Councilwomen Roxanne M. Burns and Teresa R. Macaluso oppose spending more money on the controversial deck, damaged by high river waters in April.
The deck became a source of some controversy after the city paid $80,000 to construct it as part of Whitewater Park, and Maggie’s asked to use it for its business. State funding also was used.
It then took several years for the state to give the OK for the Newell Street restaurant and bar to use the deck to serve food and alcohol. Just two weeks ago, the state Department of State finally gave permission.
In recent months, council members have indicated it would create further controversy if the city decided to proceed with the repairs — even with the state finally granting its permission for Maggie’s to use the deck.
Ms. Burns recently suggested leasing the deck to Maggie’s owners for $1 and letting the restaurant make the repairs. But City Attorney Robert J. Slye said that strategy would not work because the owners still would have to pay more expensive prevailing wages since it’s on city-owned land and would not be considered a private project.

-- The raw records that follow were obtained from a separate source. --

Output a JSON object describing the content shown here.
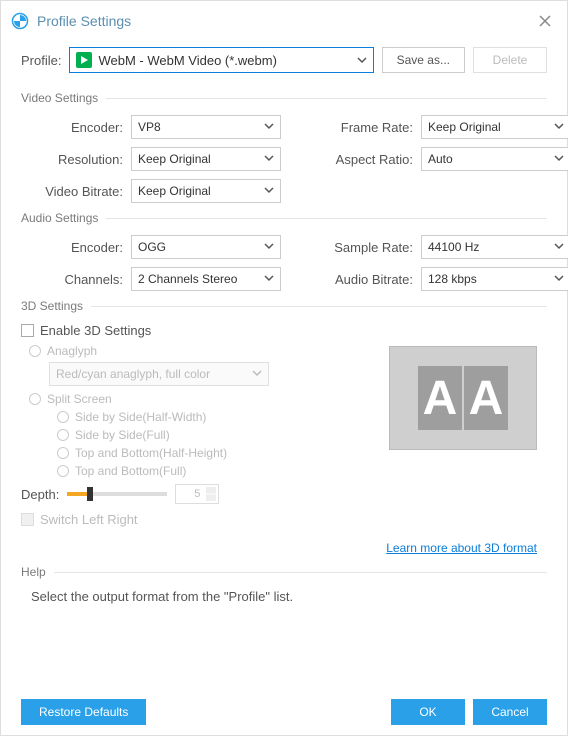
{
  "title": "Profile Settings",
  "profile": {
    "label": "Profile:",
    "value": "WebM - WebM Video (*.webm)",
    "save_as": "Save as...",
    "delete": "Delete"
  },
  "video": {
    "title": "Video Settings",
    "encoder_lbl": "Encoder:",
    "encoder": "VP8",
    "resolution_lbl": "Resolution:",
    "resolution": "Keep Original",
    "vbitrate_lbl": "Video Bitrate:",
    "vbitrate": "Keep Original",
    "framerate_lbl": "Frame Rate:",
    "framerate": "Keep Original",
    "aspect_lbl": "Aspect Ratio:",
    "aspect": "Auto"
  },
  "audio": {
    "title": "Audio Settings",
    "encoder_lbl": "Encoder:",
    "encoder": "OGG",
    "channels_lbl": "Channels:",
    "channels": "2 Channels Stereo",
    "sample_lbl": "Sample Rate:",
    "sample": "44100 Hz",
    "abitrate_lbl": "Audio Bitrate:",
    "abitrate": "128 kbps"
  },
  "threed": {
    "title": "3D Settings",
    "enable": "Enable 3D Settings",
    "anaglyph": "Anaglyph",
    "anaglyph_val": "Red/cyan anaglyph, full color",
    "split": "Split Screen",
    "sbs_hw": "Side by Side(Half-Width)",
    "sbs_full": "Side by Side(Full)",
    "tab_hh": "Top and Bottom(Half-Height)",
    "tab_full": "Top and Bottom(Full)",
    "depth_lbl": "Depth:",
    "depth_val": "5",
    "switch": "Switch Left Right",
    "learn": "Learn more about 3D format"
  },
  "help": {
    "title": "Help",
    "text": "Select the output format from the \"Profile\" list."
  },
  "footer": {
    "restore": "Restore Defaults",
    "ok": "OK",
    "cancel": "Cancel"
  }
}
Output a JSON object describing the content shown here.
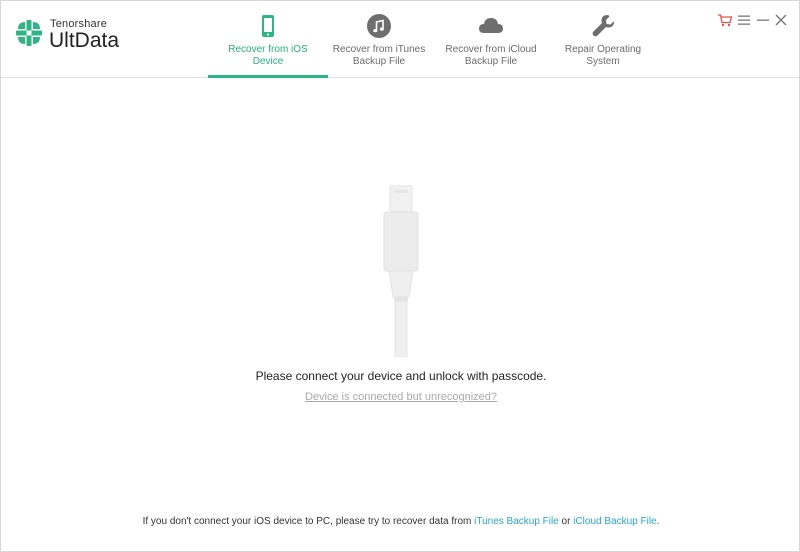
{
  "app": {
    "brand_small": "Tenorshare",
    "brand_big": "UltData"
  },
  "tabs": [
    {
      "label": "Recover from iOS\nDevice",
      "icon": "phone-icon",
      "active": true
    },
    {
      "label": "Recover from iTunes\nBackup File",
      "icon": "music-icon",
      "active": false
    },
    {
      "label": "Recover from iCloud\nBackup File",
      "icon": "cloud-icon",
      "active": false
    },
    {
      "label": "Repair Operating\nSystem",
      "icon": "wrench-icon",
      "active": false
    }
  ],
  "window_controls": [
    "cart-icon",
    "menu-icon",
    "minimize-icon",
    "close-icon"
  ],
  "main": {
    "connect_message": "Please connect your device and unlock with passcode.",
    "unrecognized_link": "Device is connected but unrecognized?"
  },
  "footer": {
    "prefix": "If you don't connect your iOS device to PC, please try to recover data from ",
    "itunes_link": "iTunes Backup File",
    "middle": " or ",
    "icloud_link": "iCloud Backup File",
    "suffix": "."
  },
  "colors": {
    "accent_green": "#2bb683",
    "link_blue": "#27a8c8",
    "icon_gray": "#6e6e6e",
    "cart_red": "#e0534f"
  }
}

“It’s another season that it’s not been used,” Mayor Graham said.
The mayor said it also does not make sense to spend money to demolish it.
The deck was closed as soon as the damage to the front columns was discovered in mid-April.
The work would include repairing the columns, adding mesh filled with stone as protection and using pins to fasten the columns to river rocks.
Last month, the city’s engineering office received four quotes on how much it would cost to fix, ranging from $33,300 to $58,700.
The Department of State had expressed reservations about Maggie’s owners using the taxpayer-funded deck since it is a public access point for the river.
Critics have said the city should have avoided the issue years ago and has now been put in the position of having to defend itself from accusations that it used state funding to construct a deck for a private business.
Maggie’s co-owner Reginald J. Schweitzer Jr. did not return phone calls seeking comment.